I'd had hopes, it seemed, of becoming someone else at some point during my younger life. Hadn't I? What kind of life was this-dealing with the Leonards and Cody Falks, breaking into homes and committing felonious a.s.sault, snapping the anklebones of human beings, however putrid those human beings might be?
Cody's breath was coming in harsh sucking hisses as the shock wore off and the pain took hold.
I stepped over him and picked up the brightly colored sheets of paper he'd dropped on his way in. There were ten of them, all addressed to Cody, all written in a girlish scrawl.
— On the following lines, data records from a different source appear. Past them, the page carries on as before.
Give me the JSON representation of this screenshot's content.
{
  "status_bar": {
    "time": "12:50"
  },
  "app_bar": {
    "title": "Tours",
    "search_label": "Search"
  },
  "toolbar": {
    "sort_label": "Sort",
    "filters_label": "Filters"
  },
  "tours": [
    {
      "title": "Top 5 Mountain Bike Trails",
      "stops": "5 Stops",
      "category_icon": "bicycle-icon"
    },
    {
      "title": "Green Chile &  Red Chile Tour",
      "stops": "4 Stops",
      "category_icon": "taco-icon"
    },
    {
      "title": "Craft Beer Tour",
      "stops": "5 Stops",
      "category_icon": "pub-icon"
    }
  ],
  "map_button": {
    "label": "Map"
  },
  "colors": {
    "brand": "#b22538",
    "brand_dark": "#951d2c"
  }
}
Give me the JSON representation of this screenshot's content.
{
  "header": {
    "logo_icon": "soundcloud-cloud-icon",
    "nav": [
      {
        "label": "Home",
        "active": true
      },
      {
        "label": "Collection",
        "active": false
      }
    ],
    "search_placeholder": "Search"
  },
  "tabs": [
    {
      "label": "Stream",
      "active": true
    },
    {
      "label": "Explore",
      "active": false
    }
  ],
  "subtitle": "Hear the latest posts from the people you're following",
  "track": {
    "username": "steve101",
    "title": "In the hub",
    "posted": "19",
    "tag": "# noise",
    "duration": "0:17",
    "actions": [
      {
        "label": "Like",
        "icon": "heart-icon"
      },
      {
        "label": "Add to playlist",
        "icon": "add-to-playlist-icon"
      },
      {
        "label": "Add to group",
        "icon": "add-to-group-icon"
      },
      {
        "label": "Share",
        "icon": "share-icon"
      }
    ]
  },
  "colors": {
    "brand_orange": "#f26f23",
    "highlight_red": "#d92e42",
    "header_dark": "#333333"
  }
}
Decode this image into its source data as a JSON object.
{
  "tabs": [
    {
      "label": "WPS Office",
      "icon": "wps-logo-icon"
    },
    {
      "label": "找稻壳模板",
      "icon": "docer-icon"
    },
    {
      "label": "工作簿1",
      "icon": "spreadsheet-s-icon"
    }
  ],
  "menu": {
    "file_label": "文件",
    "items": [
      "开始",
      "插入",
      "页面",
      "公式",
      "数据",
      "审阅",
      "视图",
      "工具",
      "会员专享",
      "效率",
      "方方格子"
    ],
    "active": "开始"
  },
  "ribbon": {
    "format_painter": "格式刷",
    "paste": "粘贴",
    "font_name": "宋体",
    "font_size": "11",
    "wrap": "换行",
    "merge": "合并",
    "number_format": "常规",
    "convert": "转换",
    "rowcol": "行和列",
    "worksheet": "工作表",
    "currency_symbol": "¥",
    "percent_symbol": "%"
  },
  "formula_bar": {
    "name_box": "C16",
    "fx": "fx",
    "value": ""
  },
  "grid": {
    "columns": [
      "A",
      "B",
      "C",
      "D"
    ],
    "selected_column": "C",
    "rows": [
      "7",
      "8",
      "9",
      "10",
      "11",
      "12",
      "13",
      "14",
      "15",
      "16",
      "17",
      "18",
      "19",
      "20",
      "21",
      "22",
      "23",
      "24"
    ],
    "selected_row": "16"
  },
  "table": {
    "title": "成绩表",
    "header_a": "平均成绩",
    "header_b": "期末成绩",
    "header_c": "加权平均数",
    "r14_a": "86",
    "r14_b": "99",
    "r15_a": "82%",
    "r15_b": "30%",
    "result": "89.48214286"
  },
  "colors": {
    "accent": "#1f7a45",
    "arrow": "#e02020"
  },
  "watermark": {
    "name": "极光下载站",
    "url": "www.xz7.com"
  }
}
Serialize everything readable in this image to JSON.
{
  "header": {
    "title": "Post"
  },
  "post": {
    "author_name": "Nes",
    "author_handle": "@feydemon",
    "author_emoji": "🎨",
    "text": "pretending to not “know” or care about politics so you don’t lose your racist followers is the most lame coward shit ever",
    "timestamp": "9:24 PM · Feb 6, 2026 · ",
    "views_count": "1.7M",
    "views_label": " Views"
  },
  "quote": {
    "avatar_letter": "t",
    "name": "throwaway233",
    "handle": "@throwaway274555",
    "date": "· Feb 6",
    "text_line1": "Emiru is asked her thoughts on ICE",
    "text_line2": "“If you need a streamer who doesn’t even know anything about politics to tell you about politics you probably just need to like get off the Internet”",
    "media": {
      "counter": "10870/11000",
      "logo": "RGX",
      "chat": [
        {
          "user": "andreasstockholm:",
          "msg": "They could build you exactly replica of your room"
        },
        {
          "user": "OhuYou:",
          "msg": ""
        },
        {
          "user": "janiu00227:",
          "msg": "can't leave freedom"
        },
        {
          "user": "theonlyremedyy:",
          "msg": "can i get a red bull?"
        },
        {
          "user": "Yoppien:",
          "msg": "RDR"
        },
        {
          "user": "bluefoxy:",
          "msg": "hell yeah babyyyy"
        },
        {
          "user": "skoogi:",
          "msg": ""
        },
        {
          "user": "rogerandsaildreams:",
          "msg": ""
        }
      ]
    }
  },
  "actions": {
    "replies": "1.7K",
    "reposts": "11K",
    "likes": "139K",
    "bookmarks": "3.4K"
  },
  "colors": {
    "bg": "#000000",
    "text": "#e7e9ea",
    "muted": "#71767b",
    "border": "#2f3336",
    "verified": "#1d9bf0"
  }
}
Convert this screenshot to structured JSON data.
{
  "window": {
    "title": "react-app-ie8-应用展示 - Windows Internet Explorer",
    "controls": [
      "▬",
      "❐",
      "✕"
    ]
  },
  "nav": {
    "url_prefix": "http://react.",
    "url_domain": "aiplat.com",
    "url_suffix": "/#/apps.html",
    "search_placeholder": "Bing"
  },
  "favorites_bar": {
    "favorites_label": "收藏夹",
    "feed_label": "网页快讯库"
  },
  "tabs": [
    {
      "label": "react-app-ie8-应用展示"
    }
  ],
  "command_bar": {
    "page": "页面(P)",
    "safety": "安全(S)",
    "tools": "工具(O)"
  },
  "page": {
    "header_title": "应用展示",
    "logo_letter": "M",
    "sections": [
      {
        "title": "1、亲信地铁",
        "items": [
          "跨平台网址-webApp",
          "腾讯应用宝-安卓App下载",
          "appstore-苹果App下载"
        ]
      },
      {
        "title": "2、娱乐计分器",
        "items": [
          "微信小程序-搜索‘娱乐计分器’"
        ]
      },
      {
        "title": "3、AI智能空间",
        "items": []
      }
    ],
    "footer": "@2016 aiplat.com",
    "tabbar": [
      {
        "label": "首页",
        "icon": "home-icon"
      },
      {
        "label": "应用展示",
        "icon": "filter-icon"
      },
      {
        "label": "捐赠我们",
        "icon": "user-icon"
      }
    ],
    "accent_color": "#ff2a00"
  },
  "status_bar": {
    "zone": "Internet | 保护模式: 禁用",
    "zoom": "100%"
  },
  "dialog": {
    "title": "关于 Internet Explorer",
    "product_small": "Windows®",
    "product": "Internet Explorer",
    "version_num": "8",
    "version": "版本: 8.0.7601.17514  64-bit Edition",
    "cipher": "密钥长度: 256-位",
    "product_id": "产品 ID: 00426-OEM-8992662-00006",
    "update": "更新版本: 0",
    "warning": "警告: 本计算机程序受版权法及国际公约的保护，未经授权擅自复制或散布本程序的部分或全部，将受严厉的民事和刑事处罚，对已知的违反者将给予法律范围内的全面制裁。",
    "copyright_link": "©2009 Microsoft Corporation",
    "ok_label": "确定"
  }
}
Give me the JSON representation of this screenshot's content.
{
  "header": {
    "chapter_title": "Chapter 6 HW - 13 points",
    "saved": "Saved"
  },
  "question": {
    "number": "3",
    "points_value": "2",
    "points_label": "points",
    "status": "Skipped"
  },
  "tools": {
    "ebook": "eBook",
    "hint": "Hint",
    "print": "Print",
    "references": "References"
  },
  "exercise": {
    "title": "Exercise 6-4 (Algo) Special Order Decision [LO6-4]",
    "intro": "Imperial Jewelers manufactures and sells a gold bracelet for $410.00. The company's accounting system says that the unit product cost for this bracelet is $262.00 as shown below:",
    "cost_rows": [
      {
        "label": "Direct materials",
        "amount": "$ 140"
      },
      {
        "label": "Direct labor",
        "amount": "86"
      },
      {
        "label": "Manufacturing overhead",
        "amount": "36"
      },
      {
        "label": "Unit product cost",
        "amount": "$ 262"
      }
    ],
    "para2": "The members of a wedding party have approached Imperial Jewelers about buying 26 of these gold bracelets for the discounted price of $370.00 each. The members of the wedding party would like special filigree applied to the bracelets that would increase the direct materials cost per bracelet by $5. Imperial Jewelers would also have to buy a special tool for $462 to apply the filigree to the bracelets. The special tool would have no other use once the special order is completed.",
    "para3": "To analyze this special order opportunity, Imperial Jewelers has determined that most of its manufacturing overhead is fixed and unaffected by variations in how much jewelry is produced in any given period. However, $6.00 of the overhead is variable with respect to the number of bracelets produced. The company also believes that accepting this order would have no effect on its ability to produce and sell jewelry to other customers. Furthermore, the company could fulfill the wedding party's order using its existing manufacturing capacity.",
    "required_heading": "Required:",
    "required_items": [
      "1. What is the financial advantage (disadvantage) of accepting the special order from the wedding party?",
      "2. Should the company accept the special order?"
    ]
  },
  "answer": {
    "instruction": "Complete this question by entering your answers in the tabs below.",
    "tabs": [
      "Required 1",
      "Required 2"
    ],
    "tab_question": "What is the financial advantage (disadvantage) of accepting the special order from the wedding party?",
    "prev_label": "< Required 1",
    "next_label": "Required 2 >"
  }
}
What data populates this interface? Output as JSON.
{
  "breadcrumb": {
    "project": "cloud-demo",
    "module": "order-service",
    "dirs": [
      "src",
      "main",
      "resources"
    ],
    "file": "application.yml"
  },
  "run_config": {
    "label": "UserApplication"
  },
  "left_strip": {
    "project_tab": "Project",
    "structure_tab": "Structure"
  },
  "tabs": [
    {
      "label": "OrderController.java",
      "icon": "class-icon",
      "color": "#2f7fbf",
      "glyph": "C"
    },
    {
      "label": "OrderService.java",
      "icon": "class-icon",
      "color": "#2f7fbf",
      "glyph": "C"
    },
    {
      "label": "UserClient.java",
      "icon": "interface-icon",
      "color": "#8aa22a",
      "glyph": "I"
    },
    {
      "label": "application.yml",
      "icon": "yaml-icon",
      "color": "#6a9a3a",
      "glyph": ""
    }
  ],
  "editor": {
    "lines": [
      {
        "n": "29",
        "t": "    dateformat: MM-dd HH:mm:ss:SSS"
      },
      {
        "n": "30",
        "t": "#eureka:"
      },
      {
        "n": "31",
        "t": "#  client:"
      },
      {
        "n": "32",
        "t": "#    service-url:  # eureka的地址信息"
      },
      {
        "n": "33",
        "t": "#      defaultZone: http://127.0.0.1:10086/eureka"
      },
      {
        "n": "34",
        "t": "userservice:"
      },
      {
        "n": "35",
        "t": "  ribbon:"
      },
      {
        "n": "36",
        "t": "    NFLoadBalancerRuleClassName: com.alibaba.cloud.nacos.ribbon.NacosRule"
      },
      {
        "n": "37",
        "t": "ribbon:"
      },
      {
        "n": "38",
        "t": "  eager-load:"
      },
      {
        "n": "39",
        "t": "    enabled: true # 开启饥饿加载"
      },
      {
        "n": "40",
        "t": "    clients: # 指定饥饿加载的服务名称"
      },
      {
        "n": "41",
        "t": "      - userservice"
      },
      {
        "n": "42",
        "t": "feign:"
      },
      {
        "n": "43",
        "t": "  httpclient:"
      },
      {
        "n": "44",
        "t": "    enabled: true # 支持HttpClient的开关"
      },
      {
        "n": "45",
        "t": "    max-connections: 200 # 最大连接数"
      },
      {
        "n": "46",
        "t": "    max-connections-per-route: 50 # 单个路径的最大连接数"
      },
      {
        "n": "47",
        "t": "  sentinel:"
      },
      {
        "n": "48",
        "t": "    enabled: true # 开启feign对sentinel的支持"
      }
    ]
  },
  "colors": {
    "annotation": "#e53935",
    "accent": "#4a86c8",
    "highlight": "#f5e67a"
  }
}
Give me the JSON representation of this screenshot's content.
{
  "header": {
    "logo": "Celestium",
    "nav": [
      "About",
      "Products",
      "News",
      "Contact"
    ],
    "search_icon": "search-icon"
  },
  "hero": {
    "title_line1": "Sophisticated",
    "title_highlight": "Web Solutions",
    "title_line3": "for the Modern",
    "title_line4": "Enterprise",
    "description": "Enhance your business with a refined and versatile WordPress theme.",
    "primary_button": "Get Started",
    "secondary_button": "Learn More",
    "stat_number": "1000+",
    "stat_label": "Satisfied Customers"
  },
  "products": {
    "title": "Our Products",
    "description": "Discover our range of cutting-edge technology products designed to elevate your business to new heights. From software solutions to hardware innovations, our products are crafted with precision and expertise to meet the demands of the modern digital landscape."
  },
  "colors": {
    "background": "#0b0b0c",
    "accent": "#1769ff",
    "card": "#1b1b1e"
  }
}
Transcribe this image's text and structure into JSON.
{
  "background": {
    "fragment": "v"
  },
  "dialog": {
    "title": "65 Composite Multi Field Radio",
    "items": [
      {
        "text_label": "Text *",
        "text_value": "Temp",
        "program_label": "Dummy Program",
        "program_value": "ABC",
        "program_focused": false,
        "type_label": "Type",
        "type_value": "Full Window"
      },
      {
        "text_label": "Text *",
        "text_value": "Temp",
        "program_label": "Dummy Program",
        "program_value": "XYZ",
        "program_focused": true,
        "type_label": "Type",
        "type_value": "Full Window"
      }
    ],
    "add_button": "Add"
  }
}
All were signed Karen Nichols.
Cody,
At the club, you seem to love your body as much as I do. I watch you with those weights and the sweat beads on your skin and I think of running my tongue up the inside of your thighs. I wonder when you're going to make good on your promises. That night in the parking lot, didn't you see it in my eyes? Haven't you ever been teased, Cody? Some women don't want to be courted, they want to be taken. They want to be ground down and held down. They want you to shove yourself in, Cody, not slide. Don't be gentle, a.s.shole. You want it? Come take it.
Are you up for that, Cody?
Or is it all just talk?
Waiting, Karen Nichols
The rest were more of the same-taunting, pleading, daring Cody to force himself on her.
Among the pages, I also found the note Karen had left on Cody's car, the one I'd balled up and stuffed in his mouth. Cody had smoothed it out, kept it as a souvenir.
Cody looked up at me. There was blood in his mouth, and a broken tooth or two rattled when he spoke.
"See? She asked for it. Literally."
I folded nine of the pages, put them in my jacket. I kept the tenth and the note I'd shoved in Cody's mouth in my hand. I nodded.